If your internal fire alarm went off when you read this, congratulate yourself. Collectivism sounds good on the outside, as it allegedly serves to benefit the majority of people. The core, however, is rotten. Collectivism is not benevolent, and it is not moral. Consider these quotes by some outstanding gentlemen:
"The unity of a nation's spirit and will are worth far more than the freedom of the spirit and will of an individual."
"We must abolish the cult of the individual, once and for all!"

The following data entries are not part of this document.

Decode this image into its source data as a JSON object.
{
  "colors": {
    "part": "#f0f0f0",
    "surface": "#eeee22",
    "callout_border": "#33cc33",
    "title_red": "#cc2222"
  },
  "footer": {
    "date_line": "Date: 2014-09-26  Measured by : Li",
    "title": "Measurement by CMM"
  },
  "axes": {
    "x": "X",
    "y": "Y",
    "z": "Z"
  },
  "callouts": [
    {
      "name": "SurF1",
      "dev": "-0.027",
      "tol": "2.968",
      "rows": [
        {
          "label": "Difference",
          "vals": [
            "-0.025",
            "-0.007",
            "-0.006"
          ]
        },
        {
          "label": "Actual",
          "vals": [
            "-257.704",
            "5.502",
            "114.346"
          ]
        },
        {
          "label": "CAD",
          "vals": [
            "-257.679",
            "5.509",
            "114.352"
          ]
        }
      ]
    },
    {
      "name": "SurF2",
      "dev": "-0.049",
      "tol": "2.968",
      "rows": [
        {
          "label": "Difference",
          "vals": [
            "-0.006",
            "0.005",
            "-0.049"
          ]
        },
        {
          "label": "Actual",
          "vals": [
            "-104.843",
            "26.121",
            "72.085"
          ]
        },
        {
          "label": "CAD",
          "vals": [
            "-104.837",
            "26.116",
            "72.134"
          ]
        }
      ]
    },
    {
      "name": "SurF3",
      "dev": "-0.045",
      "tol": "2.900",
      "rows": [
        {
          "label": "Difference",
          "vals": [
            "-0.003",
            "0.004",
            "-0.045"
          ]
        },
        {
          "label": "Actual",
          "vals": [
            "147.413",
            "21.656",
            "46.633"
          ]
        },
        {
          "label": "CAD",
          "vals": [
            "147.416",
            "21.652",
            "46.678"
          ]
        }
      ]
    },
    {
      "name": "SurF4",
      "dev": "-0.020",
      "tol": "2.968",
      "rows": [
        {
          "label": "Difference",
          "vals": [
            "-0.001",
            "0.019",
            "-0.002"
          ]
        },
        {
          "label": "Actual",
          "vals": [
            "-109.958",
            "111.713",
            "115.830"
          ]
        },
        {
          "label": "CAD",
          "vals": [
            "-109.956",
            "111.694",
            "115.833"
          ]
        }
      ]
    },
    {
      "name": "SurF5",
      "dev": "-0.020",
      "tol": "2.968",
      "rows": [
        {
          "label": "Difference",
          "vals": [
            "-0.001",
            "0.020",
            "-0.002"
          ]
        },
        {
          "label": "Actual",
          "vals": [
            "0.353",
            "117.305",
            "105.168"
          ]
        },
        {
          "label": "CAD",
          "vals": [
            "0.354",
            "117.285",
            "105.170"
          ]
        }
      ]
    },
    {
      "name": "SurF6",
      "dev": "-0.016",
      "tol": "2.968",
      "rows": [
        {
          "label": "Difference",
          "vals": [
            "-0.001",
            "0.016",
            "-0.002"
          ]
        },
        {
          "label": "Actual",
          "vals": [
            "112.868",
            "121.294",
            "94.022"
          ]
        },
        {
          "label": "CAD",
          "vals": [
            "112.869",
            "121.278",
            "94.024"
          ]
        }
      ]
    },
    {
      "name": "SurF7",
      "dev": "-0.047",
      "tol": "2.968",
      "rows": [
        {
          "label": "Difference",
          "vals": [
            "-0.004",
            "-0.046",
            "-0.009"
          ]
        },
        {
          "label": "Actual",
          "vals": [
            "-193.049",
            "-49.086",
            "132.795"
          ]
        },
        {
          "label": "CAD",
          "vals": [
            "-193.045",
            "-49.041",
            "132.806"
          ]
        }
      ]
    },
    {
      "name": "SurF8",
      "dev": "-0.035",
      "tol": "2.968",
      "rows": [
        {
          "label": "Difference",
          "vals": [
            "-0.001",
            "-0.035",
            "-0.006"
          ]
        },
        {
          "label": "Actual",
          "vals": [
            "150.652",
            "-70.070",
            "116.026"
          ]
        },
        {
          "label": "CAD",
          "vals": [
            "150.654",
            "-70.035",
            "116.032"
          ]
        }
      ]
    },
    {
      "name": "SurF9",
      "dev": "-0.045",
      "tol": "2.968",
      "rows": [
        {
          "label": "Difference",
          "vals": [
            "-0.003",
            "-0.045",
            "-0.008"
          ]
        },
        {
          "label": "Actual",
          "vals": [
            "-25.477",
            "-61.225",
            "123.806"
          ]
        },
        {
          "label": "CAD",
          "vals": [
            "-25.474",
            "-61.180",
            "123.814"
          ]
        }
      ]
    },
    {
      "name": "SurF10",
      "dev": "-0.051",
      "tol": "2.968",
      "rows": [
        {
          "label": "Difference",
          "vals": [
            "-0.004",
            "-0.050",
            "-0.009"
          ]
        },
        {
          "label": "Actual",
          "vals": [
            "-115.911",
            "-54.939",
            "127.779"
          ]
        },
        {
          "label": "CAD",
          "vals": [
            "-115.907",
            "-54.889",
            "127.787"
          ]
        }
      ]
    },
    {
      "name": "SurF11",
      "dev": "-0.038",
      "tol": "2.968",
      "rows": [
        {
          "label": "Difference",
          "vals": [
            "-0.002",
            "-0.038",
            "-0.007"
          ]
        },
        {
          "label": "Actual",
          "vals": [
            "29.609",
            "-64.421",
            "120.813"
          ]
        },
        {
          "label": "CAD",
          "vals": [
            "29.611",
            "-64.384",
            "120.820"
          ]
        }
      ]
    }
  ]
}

This first quote is from Nazi Fuhrer Adolph Hitler, the second from Soviet Premier Nikita S. Khrushchev; these two men followed the collectivist ideal to the letter. The Jews? The German leadership and people perceived them to be a threat to "the group", in this case the German nation and the Nazi Party. It didn't matter that they were individually innocent, and that no Jew had hurt any German any more than a member of some other racial group. All that mattered was their collective, and the Jews were different. How about the bourgeoisie in the Soviet Union? They had done nothing morally wrong, but they were richer than the other dirt-poor peasants of the country; for the greater good to be served, their property had to be either distributed evenly, and their lives had to be shattered forever to ensure that they would never reach a higher status again.
Both Nazi Germany and the Soviet Union extensively cracked down on dissent. They had to in order to cement unity within their countries, because any dissent meant that there was something different in the group; the group was no longer the lowest common denominator. Collectivism could not be practiced if there was even a minor difference of agreement in the group. Dissent means individualism, and individualism is the enemy of collectivism.
Speaking of individualism, what exactly does individualism entail? Individualism is cemented in the principle of the right to self-ownership: you own yourself and your property, and no human being can take that away from you. The right to self-ownership logically leads to a second principle: the principle of non-aggression, which states that anyone may do anything they wish with their lives and their property, so long as they do not infringe on anyone else's lives or property. It is the political version of the Golden Rule: do unto others.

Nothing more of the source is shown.